Need to check novelty before this filing date? Find Prior Art

Description

[Technical field]

[0001] The present invention relates to an information processing device, an information processing method, and a program. [Background technology]

[0002] In recent years, technologies such as Augmented Reality (AR) and Mixed Reality (MR) have emerged. These technologies use devices such as Head Mounted Displays (HMD), smartphones equipped with cameras, and tablet terminals. By using the cameras of these devices, it is possible to generate images in which virtual objects are superimposed on real space.

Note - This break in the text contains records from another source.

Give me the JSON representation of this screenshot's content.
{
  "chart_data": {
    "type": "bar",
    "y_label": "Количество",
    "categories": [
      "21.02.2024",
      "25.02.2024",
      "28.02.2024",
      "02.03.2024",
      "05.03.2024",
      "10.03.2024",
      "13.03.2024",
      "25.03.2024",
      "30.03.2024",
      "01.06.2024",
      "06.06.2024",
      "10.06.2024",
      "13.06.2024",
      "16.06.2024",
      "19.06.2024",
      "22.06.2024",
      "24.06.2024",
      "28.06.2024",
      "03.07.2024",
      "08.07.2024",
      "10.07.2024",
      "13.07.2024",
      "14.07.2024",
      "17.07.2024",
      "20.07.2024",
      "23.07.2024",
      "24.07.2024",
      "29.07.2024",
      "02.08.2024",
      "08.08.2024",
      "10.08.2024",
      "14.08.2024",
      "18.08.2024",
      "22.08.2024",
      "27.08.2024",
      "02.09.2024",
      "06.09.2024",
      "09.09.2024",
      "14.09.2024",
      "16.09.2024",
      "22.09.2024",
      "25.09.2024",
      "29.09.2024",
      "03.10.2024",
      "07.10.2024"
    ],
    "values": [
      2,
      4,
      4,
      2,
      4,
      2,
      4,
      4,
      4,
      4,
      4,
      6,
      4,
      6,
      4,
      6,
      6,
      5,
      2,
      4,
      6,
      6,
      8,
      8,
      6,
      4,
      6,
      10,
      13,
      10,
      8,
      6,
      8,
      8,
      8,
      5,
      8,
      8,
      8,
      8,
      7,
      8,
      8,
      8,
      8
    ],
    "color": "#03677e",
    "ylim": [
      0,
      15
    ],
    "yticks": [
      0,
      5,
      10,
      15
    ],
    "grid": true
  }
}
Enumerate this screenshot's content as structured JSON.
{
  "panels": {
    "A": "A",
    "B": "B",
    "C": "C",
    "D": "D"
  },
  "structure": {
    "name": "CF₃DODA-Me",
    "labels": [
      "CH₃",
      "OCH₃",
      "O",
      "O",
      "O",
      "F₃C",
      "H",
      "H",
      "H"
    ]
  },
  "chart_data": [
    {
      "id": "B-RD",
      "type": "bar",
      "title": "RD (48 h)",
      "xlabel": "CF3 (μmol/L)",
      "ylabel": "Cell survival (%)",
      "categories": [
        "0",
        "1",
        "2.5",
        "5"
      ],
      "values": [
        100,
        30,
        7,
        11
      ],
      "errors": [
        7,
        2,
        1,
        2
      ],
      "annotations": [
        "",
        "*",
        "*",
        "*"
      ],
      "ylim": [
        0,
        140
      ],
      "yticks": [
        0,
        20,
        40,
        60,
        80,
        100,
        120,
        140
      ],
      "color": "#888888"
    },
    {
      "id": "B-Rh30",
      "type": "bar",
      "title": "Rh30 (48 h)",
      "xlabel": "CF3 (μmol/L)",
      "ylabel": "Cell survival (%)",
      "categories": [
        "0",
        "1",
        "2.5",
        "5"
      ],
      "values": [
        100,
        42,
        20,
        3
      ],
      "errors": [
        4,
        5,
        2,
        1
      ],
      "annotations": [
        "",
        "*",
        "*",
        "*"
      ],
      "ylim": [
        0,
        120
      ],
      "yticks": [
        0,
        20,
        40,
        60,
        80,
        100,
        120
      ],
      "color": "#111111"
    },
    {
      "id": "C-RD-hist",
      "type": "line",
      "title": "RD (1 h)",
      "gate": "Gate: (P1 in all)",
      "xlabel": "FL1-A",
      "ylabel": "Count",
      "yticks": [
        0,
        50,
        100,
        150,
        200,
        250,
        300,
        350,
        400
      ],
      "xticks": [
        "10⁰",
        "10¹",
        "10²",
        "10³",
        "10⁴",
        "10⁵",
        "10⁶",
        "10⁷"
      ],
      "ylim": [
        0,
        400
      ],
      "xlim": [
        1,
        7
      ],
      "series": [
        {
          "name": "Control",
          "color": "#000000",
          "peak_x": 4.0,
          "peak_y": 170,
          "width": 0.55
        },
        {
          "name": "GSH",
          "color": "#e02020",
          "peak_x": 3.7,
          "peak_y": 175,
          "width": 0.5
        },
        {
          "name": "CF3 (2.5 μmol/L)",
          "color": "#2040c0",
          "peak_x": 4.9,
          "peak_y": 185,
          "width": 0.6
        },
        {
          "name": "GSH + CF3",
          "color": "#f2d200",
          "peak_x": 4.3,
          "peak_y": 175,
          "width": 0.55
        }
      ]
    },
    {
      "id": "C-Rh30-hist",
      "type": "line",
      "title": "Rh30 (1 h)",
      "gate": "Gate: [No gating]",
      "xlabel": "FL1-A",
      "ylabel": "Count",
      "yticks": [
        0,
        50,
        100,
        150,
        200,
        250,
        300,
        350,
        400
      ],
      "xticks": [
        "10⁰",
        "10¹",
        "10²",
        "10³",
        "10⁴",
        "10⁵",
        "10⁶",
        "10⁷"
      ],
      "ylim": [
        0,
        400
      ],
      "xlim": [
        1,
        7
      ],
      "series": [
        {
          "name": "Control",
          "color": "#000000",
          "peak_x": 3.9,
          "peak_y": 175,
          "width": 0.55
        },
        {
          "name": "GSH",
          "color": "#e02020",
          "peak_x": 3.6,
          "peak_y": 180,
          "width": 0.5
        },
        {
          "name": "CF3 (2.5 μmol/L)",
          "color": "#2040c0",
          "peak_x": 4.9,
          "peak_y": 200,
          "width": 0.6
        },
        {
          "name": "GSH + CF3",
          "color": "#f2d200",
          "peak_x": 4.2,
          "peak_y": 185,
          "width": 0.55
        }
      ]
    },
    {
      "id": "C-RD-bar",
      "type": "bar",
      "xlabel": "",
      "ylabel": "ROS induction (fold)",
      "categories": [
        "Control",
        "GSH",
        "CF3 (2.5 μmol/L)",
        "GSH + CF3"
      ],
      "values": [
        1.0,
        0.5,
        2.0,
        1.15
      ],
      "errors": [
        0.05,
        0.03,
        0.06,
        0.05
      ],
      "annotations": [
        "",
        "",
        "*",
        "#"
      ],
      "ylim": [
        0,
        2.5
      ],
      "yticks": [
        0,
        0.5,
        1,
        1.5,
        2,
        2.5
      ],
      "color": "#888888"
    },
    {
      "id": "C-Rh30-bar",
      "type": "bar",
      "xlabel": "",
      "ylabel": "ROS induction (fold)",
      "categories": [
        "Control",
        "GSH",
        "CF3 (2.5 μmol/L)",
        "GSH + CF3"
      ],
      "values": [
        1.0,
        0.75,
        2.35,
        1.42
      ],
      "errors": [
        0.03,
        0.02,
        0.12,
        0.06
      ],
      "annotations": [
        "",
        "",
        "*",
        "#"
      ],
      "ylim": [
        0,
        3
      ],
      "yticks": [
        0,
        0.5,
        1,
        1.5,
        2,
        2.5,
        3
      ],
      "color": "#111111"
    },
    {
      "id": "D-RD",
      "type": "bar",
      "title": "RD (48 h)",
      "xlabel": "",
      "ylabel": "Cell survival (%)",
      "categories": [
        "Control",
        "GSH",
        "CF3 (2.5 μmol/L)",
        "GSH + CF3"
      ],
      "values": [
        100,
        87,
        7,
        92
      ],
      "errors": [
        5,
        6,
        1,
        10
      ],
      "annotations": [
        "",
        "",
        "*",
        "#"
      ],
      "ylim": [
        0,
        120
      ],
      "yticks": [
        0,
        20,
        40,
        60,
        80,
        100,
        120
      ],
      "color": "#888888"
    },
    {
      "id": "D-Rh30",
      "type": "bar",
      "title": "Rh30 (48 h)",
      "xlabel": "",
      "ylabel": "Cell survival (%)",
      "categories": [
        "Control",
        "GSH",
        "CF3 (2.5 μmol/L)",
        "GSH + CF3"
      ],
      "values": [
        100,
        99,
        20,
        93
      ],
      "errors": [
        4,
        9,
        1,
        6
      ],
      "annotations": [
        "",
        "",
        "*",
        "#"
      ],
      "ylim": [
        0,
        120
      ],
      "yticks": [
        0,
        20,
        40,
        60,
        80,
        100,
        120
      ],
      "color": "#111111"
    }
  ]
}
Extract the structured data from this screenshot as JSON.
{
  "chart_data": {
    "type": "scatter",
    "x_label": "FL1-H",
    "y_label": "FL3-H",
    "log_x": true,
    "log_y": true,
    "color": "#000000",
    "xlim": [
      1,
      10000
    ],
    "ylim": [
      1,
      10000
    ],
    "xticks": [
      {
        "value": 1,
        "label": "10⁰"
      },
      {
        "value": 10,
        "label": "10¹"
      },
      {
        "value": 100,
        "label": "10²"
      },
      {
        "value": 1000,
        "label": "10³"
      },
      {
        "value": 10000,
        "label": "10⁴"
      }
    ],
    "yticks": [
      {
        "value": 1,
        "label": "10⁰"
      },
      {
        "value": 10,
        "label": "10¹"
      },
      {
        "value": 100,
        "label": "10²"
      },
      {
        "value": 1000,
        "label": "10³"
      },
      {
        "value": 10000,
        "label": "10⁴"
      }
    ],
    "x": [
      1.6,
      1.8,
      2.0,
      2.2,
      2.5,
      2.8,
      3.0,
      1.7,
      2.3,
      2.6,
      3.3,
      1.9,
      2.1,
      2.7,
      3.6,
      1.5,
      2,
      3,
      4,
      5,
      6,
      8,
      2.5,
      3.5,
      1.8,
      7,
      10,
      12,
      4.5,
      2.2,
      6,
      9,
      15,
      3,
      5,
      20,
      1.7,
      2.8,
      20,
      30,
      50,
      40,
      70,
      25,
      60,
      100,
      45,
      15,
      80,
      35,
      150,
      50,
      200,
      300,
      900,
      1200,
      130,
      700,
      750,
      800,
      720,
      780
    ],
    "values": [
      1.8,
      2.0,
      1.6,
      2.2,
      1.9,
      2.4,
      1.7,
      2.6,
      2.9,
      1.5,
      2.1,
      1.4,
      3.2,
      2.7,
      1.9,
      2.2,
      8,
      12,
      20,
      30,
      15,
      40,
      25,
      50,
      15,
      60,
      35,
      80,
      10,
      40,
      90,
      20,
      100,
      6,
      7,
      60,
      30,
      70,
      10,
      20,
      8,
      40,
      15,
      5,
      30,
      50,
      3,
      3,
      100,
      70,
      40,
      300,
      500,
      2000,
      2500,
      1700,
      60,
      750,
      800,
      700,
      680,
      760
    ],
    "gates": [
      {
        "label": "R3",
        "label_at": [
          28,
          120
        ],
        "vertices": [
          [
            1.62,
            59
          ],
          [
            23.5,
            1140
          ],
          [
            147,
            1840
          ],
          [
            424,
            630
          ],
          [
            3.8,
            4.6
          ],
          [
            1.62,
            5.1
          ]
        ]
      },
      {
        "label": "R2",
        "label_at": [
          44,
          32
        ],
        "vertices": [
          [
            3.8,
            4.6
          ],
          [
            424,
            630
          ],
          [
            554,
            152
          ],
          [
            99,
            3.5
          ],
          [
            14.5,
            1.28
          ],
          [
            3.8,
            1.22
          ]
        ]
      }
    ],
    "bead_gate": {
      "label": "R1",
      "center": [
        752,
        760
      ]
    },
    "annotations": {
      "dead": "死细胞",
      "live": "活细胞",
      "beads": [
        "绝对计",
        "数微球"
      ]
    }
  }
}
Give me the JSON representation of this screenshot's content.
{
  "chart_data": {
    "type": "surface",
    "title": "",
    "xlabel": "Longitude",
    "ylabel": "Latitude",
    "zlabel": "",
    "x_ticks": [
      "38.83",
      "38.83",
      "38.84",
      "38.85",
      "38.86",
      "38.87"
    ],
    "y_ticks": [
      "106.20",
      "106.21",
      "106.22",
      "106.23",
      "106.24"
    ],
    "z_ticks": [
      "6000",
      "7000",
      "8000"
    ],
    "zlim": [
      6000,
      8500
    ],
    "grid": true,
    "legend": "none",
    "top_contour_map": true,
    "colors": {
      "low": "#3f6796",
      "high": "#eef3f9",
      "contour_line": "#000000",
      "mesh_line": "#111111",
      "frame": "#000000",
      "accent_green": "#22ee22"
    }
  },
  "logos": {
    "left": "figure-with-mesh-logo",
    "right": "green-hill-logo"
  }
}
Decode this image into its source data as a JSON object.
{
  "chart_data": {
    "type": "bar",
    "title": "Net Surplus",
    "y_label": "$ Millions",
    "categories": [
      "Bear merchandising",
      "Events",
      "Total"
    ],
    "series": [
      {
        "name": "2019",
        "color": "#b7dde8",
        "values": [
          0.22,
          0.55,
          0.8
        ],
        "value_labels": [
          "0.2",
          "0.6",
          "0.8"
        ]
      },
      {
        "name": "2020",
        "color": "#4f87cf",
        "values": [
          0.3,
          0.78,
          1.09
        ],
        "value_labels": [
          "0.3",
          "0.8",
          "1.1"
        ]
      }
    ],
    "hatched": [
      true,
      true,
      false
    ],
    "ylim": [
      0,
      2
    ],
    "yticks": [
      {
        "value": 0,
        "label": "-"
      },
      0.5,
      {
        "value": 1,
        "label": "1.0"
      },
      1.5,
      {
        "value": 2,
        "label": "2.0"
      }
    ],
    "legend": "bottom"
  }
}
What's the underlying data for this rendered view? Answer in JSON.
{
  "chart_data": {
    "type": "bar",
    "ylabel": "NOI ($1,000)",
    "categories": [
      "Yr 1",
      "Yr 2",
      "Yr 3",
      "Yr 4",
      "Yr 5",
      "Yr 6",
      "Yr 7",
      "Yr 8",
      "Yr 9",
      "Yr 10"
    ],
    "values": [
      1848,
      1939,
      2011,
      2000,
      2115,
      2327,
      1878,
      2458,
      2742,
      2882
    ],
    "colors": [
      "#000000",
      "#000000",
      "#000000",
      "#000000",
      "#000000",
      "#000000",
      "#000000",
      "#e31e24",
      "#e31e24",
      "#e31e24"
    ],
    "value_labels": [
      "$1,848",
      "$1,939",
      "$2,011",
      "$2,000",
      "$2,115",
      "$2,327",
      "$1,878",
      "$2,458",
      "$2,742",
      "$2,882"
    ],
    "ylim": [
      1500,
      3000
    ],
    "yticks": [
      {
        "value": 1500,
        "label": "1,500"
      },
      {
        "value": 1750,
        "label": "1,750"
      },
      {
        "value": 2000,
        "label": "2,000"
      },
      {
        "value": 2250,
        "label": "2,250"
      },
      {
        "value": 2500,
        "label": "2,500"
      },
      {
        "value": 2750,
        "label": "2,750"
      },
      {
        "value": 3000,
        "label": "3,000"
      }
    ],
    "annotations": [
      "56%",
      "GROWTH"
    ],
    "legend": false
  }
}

[0003] In Patent Document 1, a user wearing an HMD makes a hand gesture of a trimming pose in front of the user, and a shooting frame determined by the hand gesture is displayed in the AR space seen by the user. Then, a camera mounted on the HMD captures an image within the range indicated by the shooting frame. This hand gesture approach allows the angle of view to be determined by an intuitive operation, so that the user can easily perform shooting. [Prior art documents] [Patent documents]

[0004] [Patent Document 1] Patent Publication No. 2022-6502 Summary of the Invention [Problem to be solved by the invention]

[0005] However, in the technology of Patent Document 1, the user needs to form a trimming pose by hand gesture at the timing of shooting. Therefore, the user's arm may become tired before the timing of shooting arrives, and the position of the shooting frame may change due to the fatigue. In addition, when taking a trimming pose in an AR space, the shadow of the user's hand may be reflected on the subject. For this reason, the processing intended by the user may not be executed.

[0006] Therefore, an object of the present invention is to enable a user to realize an intended process by using a specific hand gesture. [Means for solving the problem]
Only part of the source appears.